La naissance spirituelle de l’Amérique, la naissance de tout un continent à la foi catholique est, outre cette heureuse harmonie bien catholique, le fruit de 800 ans de souffrances subies par les peuples de la péninsule ibérique sous la domination du Croissant anti-chrétien. C’est pourquoi la libération de la dernière ville de la péninsule, Grenade, le 2 janvier 1492, sonne la libération de l’Amérique, libération du paganisme et de l’idolâtrie avec ses sacrifices humains et son culte de Satan.
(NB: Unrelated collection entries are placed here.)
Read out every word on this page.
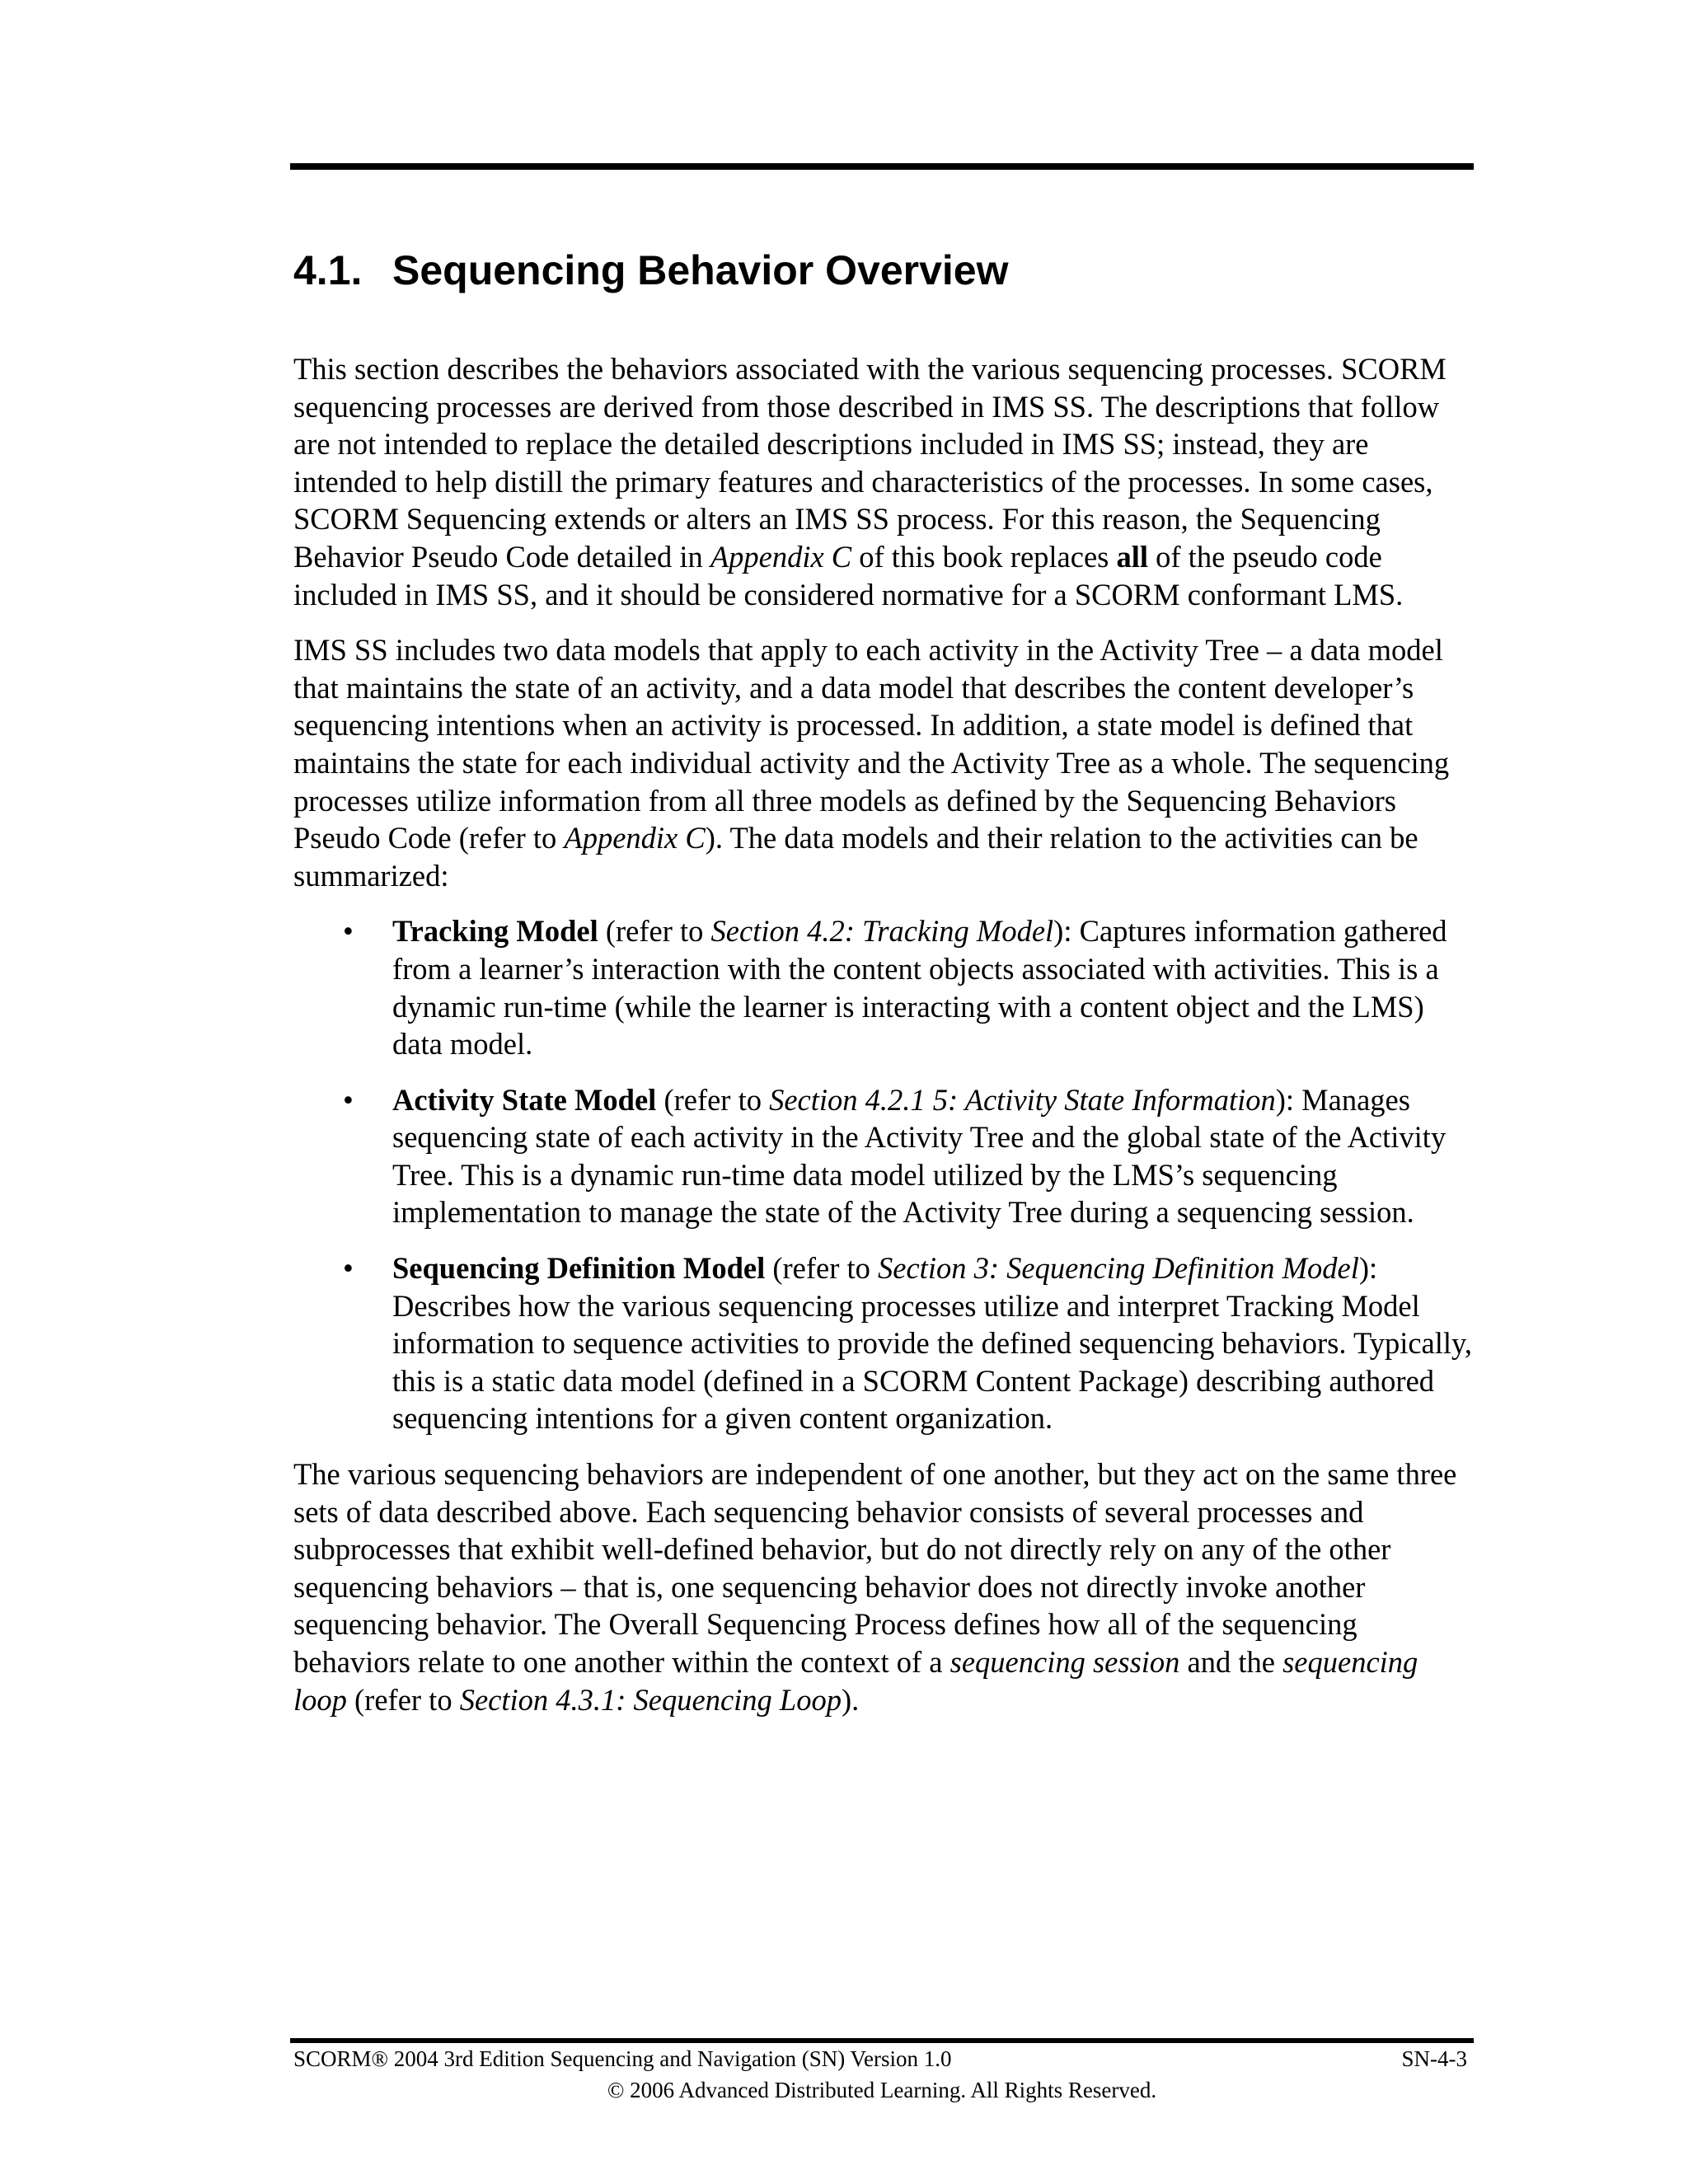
4.1. Sequencing Behavior Overview

This section describes the behaviors associated with the various sequencing processes. SCORM sequencing processes are derived from those described in IMS SS. The descriptions that follow are not intended to replace the detailed descriptions included in IMS SS; instead, they are intended to help distill the primary features and characteristics of the processes. In some cases, SCORM Sequencing extends or alters an IMS SS process. For this reason, the Sequencing Behavior Pseudo Code detailed in Appendix C of this book replaces all of the pseudo code included in IMS SS, and it should be considered normative for a SCORM conformant LMS.

IMS SS includes two data models that apply to each activity in the Activity Tree – a data model that maintains the state of an activity, and a data model that describes the content developer’s sequencing intentions when an activity is processed. In addition, a state model is defined that maintains the state for each individual activity and the Activity Tree as a whole. The sequencing processes utilize information from all three models as defined by the Sequencing Behaviors Pseudo Code (refer to Appendix C). The data models and their relation to the activities can be summarized:

• Tracking Model (refer to Section 4.2: Tracking Model): Captures information gathered from a learner’s interaction with the content objects associated with activities. This is a dynamic run-time (while the learner is interacting with a content object and the LMS) data model.
• Activity State Model (refer to Section 4.2.1 5: Activity State Information): Manages sequencing state of each activity in the Activity Tree and the global state of the Activity Tree. This is a dynamic run-time data model utilized by the LMS’s sequencing implementation to manage the state of the Activity Tree during a sequencing session.
• Sequencing Definition Model (refer to Section 3: Sequencing Definition Model): Describes how the various sequencing processes utilize and interpret Tracking Model information to sequence activities to provide the defined sequencing behaviors. Typically, this is a static data model (defined in a SCORM Content Package) describing authored sequencing intentions for a given content organization.

The various sequencing behaviors are independent of one another, but they act on the same three sets of data described above. Each sequencing behavior consists of several processes and subprocesses that exhibit well-defined behavior, but do not directly rely on any of the other sequencing behaviors – that is, one sequencing behavior does not directly invoke another sequencing behavior. The Overall Sequencing Process defines how all of the sequencing behaviors relate to one another within the context of a sequencing session and the sequencing loop (refer to Section 4.3.1: Sequencing Loop).

SCORM® 2004 3rd Edition Sequencing and Navigation (SN) Version 1.0	SN-4-3
© 2006 Advanced Distributed Learning. All Rights Reserved.
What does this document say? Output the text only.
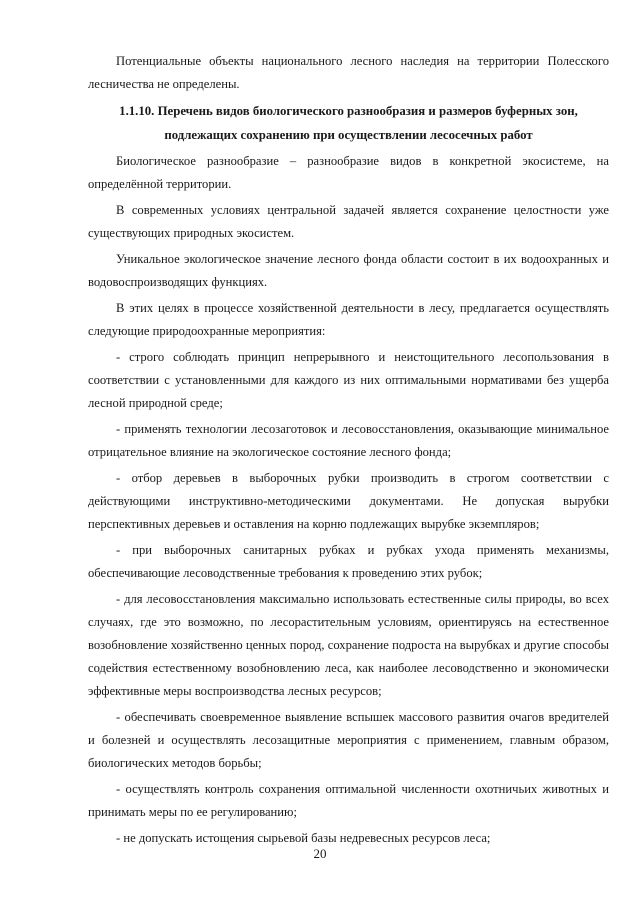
Потенциальные объекты национального лесного наследия на территории Полесского лесничества не определены.

1.1.10. Перечень видов биологического разнообразия и размеров буферных зон,
подлежащих сохранению при осуществлении лесосечных работ

Биологическое разнообразие – разнообразие видов в конкретной экосистеме, на определённой территории.

В современных условиях центральной задачей является сохранение целостности уже существующих природных экосистем.

Уникальное экологическое значение лесного фонда области состоит в их водоохранных и водовоспроизводящих функциях.

В этих целях в процессе хозяйственной деятельности в лесу, предлагается осуществлять следующие природоохранные мероприятия:

- строго соблюдать принцип непрерывного и неистощительного лесопользования в соответствии с установленными для каждого из них оптимальными нормативами без ущерба лесной природной среде;

- применять технологии лесозаготовок и лесовосстановления, оказывающие минимальное отрицательное влияние на экологическое состояние лесного фонда;

- отбор деревьев в выборочных рубки производить в строгом соответствии с действующими инструктивно-методическими документами. Не допуская вырубки перспективных деревьев и оставления на корню подлежащих вырубке экземпляров;

- при выборочных санитарных рубках и рубках ухода применять механизмы, обеспечивающие лесоводственные требования к проведению этих рубок;

- для лесовосстановления максимально использовать естественные силы природы, во всех случаях, где это возможно, по лесорастительным условиям, ориентируясь на естественное возобновление хозяйственно ценных пород, сохранение подроста на вырубках и другие способы содействия естественному возобновлению леса, как наиболее лесоводственно и экономически эффективные меры воспроизводства лесных ресурсов;

- обеспечивать своевременное выявление вспышек массового развития очагов вредителей и болезней и осуществлять лесозащитные мероприятия с применением, главным образом, биологических методов борьбы;

- осуществлять контроль сохранения оптимальной численности охотничьих животных и принимать меры по ее регулированию;

- не допускать истощения сырьевой базы недревесных ресурсов леса;

20
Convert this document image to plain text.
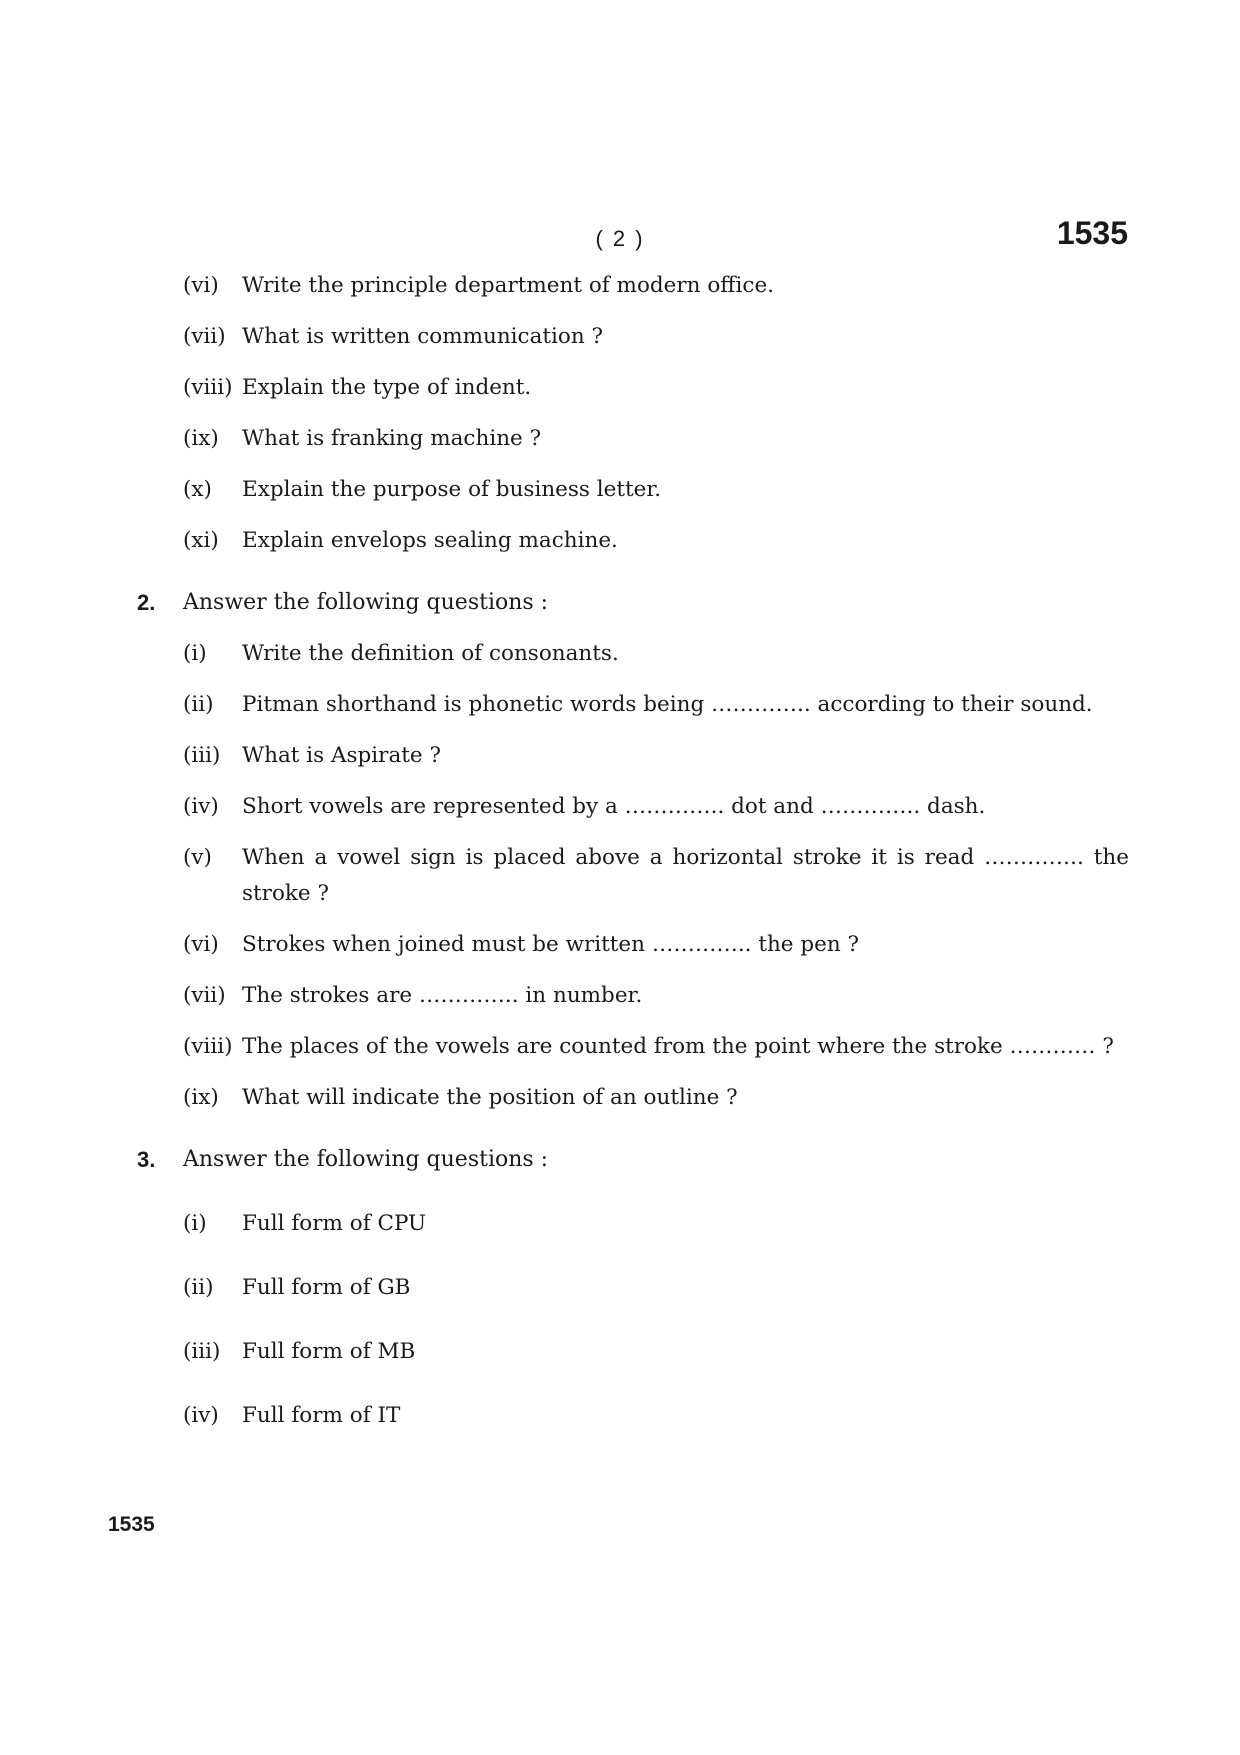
( 2 )	1535
(vi)	Write the principle department of modern office.
(vii) What is written communication ?
(viii) Explain the type of indent.
(ix)	What is franking machine ?
(x)	Explain the purpose of business letter.
(xi)	Explain envelops sealing machine.
2. Answer the following questions :
(i)	Write the definition of consonants.
(ii)	Pitman shorthand is phonetic words being ………….. according to their sound.
(iii)	What is Aspirate ?
(iv)	Short vowels are represented by a ………….. dot and ………….. dash.
(v)	When a vowel sign is placed above a horizontal stroke it is read ………….. the stroke ?
(vi)	Strokes when joined must be written ………….. the pen ?
(vii) The strokes are ………….. in number.
(viii) The places of the vowels are counted from the point where the stroke ………… ?
(ix)	What will indicate the position of an outline ?
3. Answer the following questions :
(i)	Full form of CPU
(ii)	Full form of GB
(iii)	Full form of MB
(iv)	Full form of IT
1535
Pour aucun continent, Dieu n’a fait quelque chose de comparable à ce qu’il a fait pour l’Amérique latine : « Non fecit taliter omni nationi ». Le Pape Benoît XV applique ces mots du psaume spécialement à Notre-Dame et au Mexique.
Comme les voies de Dieu sont insondables ! Au moment même où de larges régions d’Europe sont arrachées à la foi par l’hérésie protestante, l’Amérique latine est engendrée à la foi. La plus grande apostasie est ainsi compensée par la plus grande expansion du Royaume de Dieu.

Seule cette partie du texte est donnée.